Gdańsk Osowa: Koniec boiska na Kukawce - list otwarty prezesa Olimpii

red./gp
Walkę o boisko na Kukawce i przetrwanie klubu sportowego Olimpia Osowa podjęli mieszkańcy i radni tej dzielnicy. Czy miasto wesprze ich starania? Oto list otwarty, jaki w tej sprawie wysłał do mediów Dariusz Milczyński, prezes klubu.

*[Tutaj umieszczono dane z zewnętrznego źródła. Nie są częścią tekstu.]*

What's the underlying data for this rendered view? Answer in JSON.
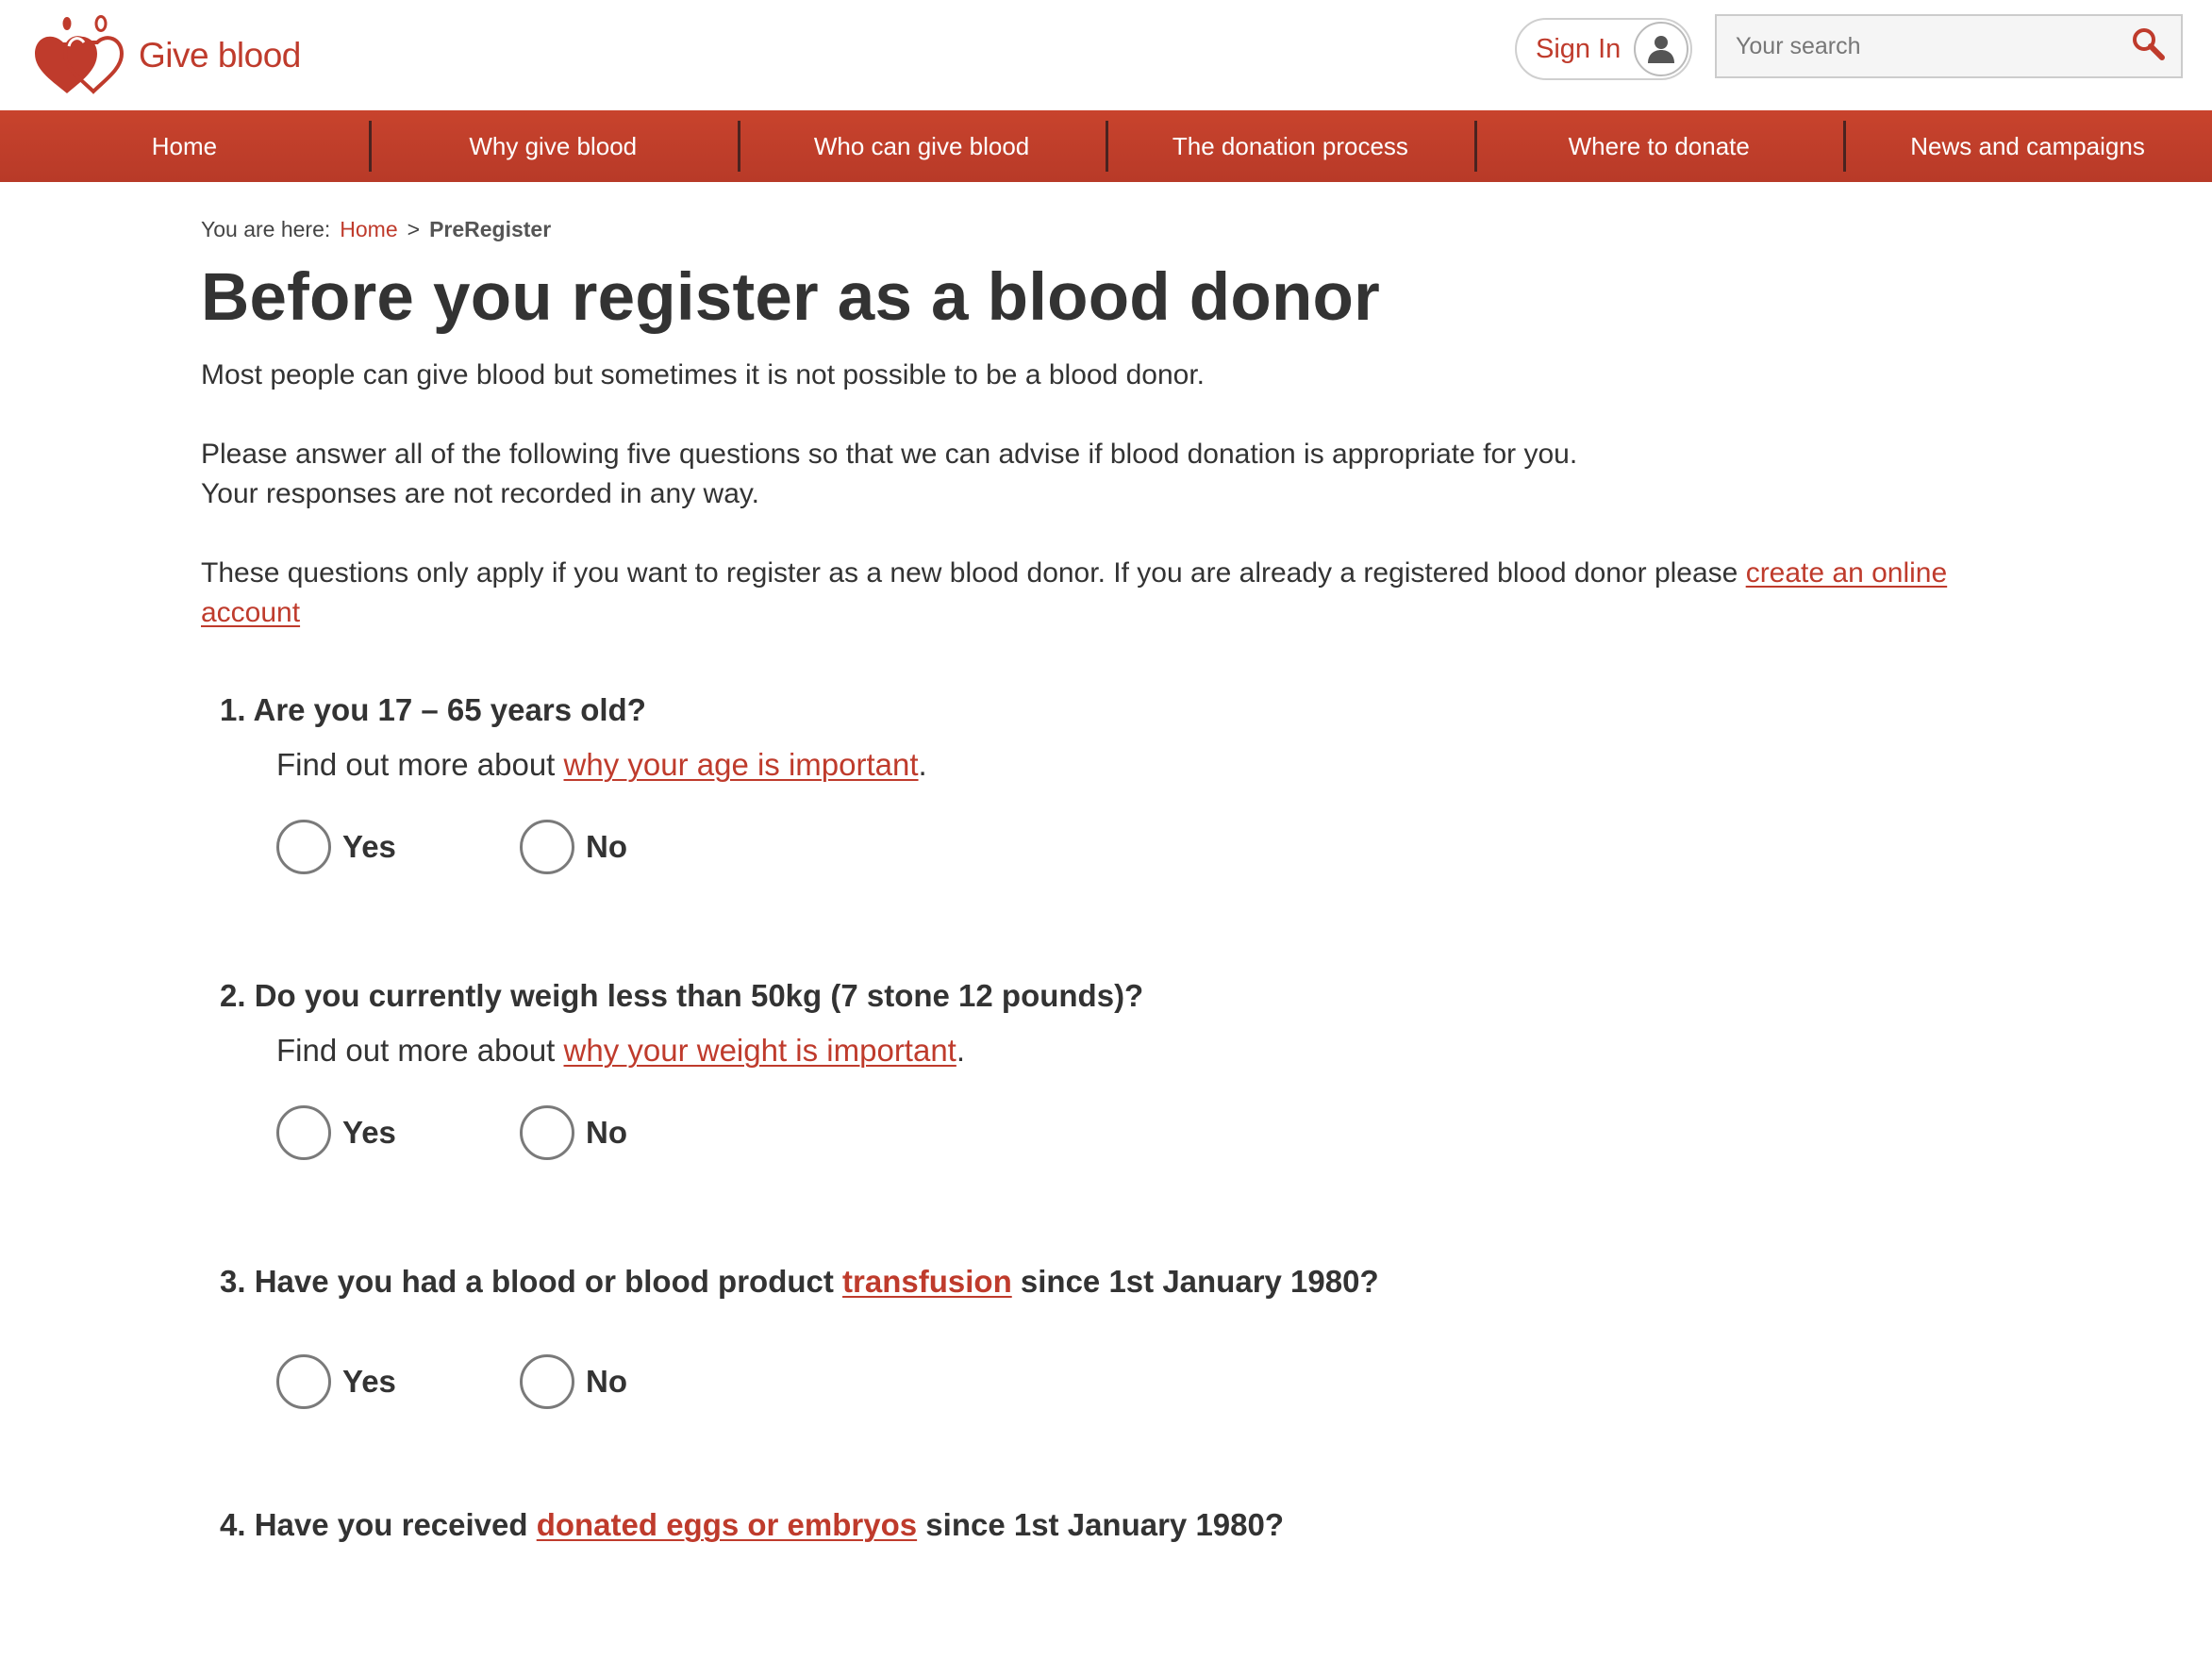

Blisko 50 lat... przez tyle czasu, jedyny w naszej dzielnicy, zespół piłkarski - Olimpia Osowa - rozgrywał swoje mecze i treningi na osławionym boisku na Kukawce - napisał w liście otwartym do mediów Dariusz Milczyński prezes Olimpii Osowa. - Teren, na którym znajduje się płyta boiska, był przez cały ten okres bezinteresownie udostępniany klubowi przez jego właścicieli - rodzinę Redmann. Olimpii nigdy nie spotykały żadne przeszkody w użytkowaniu i zagospodarowaniu boiska, a jakiekolwiek, drobne nieporozumienia rozwiązywane były zawsze w szczerej i przyjaznej atmosferze. Dzięki tej płycie przez Olimpię przewinęło się kilka pokoleń piłkarzy. Obecnie, oprócz drużyny seniorskiej, w prowadzonej przez klub szkółce piłkarskiej trenuje około 60 młodych zawodników, występujących w rozgrywkach ligowych rocznika 1998 i 1990/91. A wszystko to jedynie za słowo "dziękuję".
Jednak władze Olimpii od dawna zarządzały klubem ze świadomością, iż taki stan nie może trwać wiecznie. W związku z tym, iż znakomicie zlokalizowane boisko na Kukawce jest jedynym pełnowymiarowym obiektem piłkarskim w Osowej, podjęte zostały różne próby przeniesienia własności gruntu należącego do Państwa Redmann, na miasto Gdańsk. Szczególnie dużym wsparciem w tym zakresie wykazał się Radny Miasta, Sylwester Pruś, który obok zaangażowanych w utrzymanie obiektu mieszkańców Kukawki - takich jak Tadeusz Littwin - najbardziej wierzył w to, że można utrzymać boisko przy ul. Myśliborskiej.
Po zeszłorocznym spotkaniu z prezydentem Pawłem Adamowiczem, byliśmy już blisko sukcesu. Dzięki pomocy pracowników Wydziału Skarbu Urzędu Miejskiego w Gdańsku oraz samego prezydenta udało się wypracować korzystne, dla obu stron, rozwiązanie polegające na zamianie gruntów pomiędzy p. Redmann a miastem. Niestety, na drodze stanęła przeszkoda, której ominąć się nie dało - przepis, który nakazywał zapłacić p. Redmann 22-procentowy podatek VAT od transakcji, czyli kwotę około miliona złotych. Pomysł zamiany gruntów legł w gruzach.
W tej sytuacji właściciele gruntu powiadomili władze klubu, że z dniem 1 stycznia 2010 r. odstępują od użyczenia boiska na rzecz Olimpii Osowa. Teren, na którym obecnie znajduje się jeszcze murawa ma zostać podzielony na działki i sprzedany pod budownictwo.
Niestety, taka decyzja właścicieli terenu oznacza, iż walcząca o awans do V ligi drużyna seniorów oraz wszystkie zespoły juniorskie najprawdopodobniej będą musiały zostać wycofane z rozgrywek, a sekcja piłki nożnej w Olimpii Osowa - zupełnie zlikwidowana. Na włosku zawisła zatem nie tylko przyszłość drużyn reprezentujących barwy Olimpii. Walka toczy się przede wszystkim o przetrwanie klubu i całego środowiska, które przez wiele lat z dużym zaangażowaniem troszczyło się o rozwój kultury fizycznej w Osowej.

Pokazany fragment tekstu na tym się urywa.